# Lox vs. Smoked Salmon - is there a difference?



## BluePlate (Mar 15, 2007)

Hi All,

Please forgive me if this has already been addressed previously, but can someone explain what the difference is between 'lox' and the "nova" or "Scottish" style of smoked salmon (i.e. the wet kind, not the dry kind that is common in the Pacific Northwest). 

I've been using the terms as synonyms, but now I'm really wondering what the difference is.  

Also, have any of you tried to make your own lox?  I saw the Frugal Gourmet do it on TV once and I've been tempted to try it... 

Many thanks for any insight. Cheers,


----------



## Robo410 (Mar 15, 2007)

I think it has to do with the slicing and preparation (paper thin) as well as the cold smoking process.


----------



## sattie (Mar 15, 2007)

I was thinking that lox was cured with salt or some other means other than smoked.  And lox was thinly sliced and served, where smoked salmon is just that, smoked salmon that is not easily slivered... but I am no expert on the matter by any means!!!


----------



## Andy M. (Mar 15, 2007)

There are several different types of smoked salmon.  See here.


----------



## BluePlate (Mar 16, 2007)

Robo410, Sattie, and AndyM, 
THANKS so much for the answers! I guess nova salmon and lox are different.  I gave friends some nova salmon but mistakenly referred to it as lox because I thought they were one and the same. I know they like lox... hopefully nova is close...

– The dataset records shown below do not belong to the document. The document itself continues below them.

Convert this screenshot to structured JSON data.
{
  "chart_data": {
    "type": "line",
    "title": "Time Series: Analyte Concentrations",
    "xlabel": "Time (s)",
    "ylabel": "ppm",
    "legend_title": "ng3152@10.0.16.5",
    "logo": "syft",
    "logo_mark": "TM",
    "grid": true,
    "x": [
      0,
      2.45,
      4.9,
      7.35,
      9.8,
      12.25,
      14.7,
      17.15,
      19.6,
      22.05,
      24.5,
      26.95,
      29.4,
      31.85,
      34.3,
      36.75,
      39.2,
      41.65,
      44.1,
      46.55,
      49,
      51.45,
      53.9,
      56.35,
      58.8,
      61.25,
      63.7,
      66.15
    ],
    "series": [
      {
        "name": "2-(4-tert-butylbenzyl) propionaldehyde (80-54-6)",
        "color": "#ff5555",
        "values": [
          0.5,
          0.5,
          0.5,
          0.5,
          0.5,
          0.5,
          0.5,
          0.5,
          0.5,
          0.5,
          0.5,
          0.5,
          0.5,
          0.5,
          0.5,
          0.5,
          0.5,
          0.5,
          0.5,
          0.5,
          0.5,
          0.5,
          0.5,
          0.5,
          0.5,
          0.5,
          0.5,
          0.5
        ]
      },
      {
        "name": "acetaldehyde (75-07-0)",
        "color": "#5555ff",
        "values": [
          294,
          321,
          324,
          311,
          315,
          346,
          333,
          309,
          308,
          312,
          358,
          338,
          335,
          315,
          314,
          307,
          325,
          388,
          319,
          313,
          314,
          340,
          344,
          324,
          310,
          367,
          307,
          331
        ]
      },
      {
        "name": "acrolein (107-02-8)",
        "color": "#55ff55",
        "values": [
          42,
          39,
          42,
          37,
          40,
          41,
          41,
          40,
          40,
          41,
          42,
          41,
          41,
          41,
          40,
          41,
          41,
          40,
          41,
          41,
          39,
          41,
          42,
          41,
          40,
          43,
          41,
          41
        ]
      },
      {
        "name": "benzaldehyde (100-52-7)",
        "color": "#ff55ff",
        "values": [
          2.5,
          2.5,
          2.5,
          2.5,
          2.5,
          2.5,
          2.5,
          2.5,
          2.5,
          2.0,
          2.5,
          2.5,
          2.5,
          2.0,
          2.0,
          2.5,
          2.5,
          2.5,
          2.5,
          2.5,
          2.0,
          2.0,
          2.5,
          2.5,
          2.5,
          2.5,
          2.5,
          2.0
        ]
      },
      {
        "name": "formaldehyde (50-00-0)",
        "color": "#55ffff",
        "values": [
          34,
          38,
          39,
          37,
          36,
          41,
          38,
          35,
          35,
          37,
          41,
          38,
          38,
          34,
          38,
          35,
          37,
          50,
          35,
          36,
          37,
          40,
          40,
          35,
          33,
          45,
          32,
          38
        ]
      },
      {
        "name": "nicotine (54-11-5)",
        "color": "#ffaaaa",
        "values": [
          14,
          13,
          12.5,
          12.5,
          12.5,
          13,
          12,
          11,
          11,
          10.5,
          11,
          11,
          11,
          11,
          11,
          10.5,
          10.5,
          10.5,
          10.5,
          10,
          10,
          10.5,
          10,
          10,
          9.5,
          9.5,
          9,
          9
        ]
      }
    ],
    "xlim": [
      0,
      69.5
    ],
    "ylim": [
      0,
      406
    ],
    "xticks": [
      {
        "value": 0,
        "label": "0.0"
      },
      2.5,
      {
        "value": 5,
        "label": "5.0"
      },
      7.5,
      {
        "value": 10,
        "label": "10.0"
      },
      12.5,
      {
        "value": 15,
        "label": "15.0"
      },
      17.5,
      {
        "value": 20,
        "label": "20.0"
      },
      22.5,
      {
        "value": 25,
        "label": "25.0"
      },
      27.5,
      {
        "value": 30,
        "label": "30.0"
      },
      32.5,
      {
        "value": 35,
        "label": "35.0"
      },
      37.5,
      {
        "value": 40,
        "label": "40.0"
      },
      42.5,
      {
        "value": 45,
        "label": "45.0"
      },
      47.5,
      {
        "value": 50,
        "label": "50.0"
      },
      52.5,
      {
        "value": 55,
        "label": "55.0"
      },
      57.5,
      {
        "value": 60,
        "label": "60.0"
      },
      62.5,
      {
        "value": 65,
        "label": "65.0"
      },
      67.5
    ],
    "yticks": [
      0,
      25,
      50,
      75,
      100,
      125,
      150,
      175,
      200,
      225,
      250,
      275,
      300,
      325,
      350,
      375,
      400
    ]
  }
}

Thank you again for the edification. Best,
BP


----------



## GB (Mar 16, 2007)

The quick answer is that lox is very salty and nova is not. They are both delicious though so I am sure your friends will love it.


----------



## auntdot (Mar 16, 2007)

Lived for many years in NYC, perhaps not the cured/smoked salmon capital of the world but it has to be close.

There generally was a difference between lox and nova, and lox was more salty and generally a bit less expensive than nova. But as far as I know there are no smoked salmon police and there were many differences in grade of the products.

Anyway, love the stuff and I am sure your friends were very appreciative.


----------



## Andy M. (Mar 16, 2007)

Both lox and nova are cold smoked.  The difference is that lox is brined before smoking and the nova is not.


----------



## sattie (Mar 16, 2007)

BluePlate... your quite welcome, but it seems that I had something to learn on the subject myself!!!


----------